WASHINGTON— The Supreme Court’s conservative majority seemed to favor proponents of religious schooling during oral arguments on Wednesday by allowing parents to spend government tax credits on private religious education.

The case, Espinoza v. Montana Department of Revenue, concerns Kendra Espinoza and two other mothers whose children attended a nondenominational Christian school. In past years, they had received a $150 state tax credit toward the private school tuition, but the Montana Department of Revenue decided that the scholarship program would no longer apply to religious schools after the current school year.

Taking the state’s decision further, the Montana Supreme Court ended the tax credit program altogether, citing problems in tracking where the tax credits were spent.

Lawyers for the mothers argued that because nearly all of the tax credits went to tuition for children attending religious schools, the state Supreme Court decision amounted to discrimination on the basis of religion and violated the Equal Protection and Establishment Clauses of the Constitution, which bar the government from discriminating against certain people or favoring a certain religion.

Richard Komer, counsel for the three mothers, also said the tax credits were given to the parents, not directly to religiously affiliated schools. That means Montana discriminated against the parents based on their religious beliefs, Komer said.

Thirty-eight states have constitutional provisions barring the allocation of government funds to religious schools that could be challenged if the court agrees with the plaintiffs.

Justice Brett Kavanaugh raised concerns that these provisions are so-called “Blaine Amendments,” enacted to discriminate against Roman Catholics in the 19th century.

Espinoza’s lawyers and several of the justices also compared the situation to what they saw as a clearer violation of the Equal Protection Clause — differences in funding on the basis of race.

“If the court had shut down the program because it included Muslim schools or African-American schools, there’s no question that would be unconstitutional,” said Jeffrey Wall, principal deputy U.S. solicitor general, who spoke in support of the mothers.
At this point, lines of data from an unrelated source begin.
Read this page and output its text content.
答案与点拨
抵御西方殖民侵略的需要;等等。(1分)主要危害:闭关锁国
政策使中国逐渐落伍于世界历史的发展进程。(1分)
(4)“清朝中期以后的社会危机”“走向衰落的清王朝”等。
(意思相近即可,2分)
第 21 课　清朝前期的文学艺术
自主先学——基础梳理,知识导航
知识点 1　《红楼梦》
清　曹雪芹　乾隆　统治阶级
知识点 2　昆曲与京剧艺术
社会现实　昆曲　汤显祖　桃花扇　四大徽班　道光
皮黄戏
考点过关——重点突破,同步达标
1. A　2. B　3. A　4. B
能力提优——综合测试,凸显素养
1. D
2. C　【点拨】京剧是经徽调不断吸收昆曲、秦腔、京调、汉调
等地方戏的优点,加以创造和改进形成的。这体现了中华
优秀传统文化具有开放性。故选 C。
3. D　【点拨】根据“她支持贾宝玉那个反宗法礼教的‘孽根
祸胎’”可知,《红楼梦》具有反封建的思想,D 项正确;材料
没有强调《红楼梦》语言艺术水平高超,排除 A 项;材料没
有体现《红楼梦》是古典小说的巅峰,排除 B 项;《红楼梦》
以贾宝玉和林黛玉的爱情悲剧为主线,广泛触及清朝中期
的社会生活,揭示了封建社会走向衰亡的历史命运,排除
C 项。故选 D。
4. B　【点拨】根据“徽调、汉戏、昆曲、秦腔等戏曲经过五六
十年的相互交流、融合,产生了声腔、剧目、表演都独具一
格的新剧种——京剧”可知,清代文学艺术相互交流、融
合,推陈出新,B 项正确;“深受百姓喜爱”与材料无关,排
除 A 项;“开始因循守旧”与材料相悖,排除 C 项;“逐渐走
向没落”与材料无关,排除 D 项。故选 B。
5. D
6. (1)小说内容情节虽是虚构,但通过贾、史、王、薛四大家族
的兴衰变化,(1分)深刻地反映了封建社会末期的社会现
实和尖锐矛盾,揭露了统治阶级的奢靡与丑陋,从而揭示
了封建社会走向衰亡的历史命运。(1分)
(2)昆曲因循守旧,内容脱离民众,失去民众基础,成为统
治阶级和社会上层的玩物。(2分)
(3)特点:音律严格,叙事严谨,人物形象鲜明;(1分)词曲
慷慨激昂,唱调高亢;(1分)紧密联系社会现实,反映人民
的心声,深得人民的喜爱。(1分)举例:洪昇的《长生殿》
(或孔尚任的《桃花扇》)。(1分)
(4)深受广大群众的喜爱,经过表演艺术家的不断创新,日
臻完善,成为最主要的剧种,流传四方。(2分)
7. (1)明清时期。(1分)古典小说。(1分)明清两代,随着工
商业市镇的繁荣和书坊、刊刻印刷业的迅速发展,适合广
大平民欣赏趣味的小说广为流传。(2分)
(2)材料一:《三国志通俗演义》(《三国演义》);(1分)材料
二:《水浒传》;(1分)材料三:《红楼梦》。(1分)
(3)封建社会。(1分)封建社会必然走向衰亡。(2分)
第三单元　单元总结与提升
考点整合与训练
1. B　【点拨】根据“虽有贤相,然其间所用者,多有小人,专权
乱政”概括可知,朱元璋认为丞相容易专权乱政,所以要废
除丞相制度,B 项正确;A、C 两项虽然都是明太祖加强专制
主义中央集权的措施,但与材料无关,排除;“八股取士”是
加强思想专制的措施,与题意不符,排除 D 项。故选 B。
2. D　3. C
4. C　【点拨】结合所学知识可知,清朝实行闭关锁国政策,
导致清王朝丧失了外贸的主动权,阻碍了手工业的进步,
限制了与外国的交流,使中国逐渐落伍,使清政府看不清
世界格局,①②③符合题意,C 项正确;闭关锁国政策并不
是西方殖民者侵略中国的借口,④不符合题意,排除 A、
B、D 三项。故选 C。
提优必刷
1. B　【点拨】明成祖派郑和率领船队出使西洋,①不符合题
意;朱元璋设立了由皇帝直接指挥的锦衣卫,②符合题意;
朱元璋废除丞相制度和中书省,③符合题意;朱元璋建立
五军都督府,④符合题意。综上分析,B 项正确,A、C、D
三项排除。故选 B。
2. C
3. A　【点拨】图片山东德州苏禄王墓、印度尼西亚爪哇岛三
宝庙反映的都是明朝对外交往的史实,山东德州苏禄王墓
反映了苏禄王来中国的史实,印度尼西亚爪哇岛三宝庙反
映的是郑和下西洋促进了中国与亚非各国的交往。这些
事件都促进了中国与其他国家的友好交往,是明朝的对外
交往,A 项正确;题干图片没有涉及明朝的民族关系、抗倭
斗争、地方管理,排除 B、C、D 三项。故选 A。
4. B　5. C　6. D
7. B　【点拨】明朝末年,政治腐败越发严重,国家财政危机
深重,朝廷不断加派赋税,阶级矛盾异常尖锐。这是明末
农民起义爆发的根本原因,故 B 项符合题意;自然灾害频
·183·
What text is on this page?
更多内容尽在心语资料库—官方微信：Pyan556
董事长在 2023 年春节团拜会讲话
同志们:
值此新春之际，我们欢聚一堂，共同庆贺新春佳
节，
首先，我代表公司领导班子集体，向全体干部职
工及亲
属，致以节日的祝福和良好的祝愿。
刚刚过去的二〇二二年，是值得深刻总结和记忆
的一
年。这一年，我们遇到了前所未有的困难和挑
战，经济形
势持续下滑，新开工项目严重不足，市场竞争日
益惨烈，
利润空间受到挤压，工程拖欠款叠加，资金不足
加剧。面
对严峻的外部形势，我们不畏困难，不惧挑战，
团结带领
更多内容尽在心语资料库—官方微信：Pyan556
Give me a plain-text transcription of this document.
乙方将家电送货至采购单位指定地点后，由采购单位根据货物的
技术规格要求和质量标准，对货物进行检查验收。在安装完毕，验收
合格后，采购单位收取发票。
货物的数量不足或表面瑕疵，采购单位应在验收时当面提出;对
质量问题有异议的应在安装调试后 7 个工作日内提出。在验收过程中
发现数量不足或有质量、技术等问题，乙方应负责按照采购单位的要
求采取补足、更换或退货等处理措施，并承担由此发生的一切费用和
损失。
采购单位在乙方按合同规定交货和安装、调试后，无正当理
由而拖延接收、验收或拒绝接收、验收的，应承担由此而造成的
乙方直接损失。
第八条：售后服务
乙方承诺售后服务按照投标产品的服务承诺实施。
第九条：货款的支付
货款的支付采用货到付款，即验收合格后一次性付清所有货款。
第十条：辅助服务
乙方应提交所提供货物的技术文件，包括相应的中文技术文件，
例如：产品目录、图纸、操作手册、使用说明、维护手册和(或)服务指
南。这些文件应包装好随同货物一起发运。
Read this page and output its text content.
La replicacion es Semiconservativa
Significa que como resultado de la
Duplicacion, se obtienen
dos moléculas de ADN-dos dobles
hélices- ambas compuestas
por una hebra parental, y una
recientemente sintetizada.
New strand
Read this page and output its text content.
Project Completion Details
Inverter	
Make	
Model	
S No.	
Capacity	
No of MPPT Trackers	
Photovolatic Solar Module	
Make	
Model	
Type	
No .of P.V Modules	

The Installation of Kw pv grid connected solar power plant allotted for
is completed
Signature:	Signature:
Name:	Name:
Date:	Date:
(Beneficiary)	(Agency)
However, the lawyer for Montana said the state did not end the program on the basis of discrimination against religious people.

Unikowsky also disputed the idea that race and religion could be thought about in the same way with regard to discrimination.

“The Equal Protection Clause embodies a judgment that race is never, ever a permissible criterion in any government decision-making at all… and I don’t think the rule is the same in religion,” he said.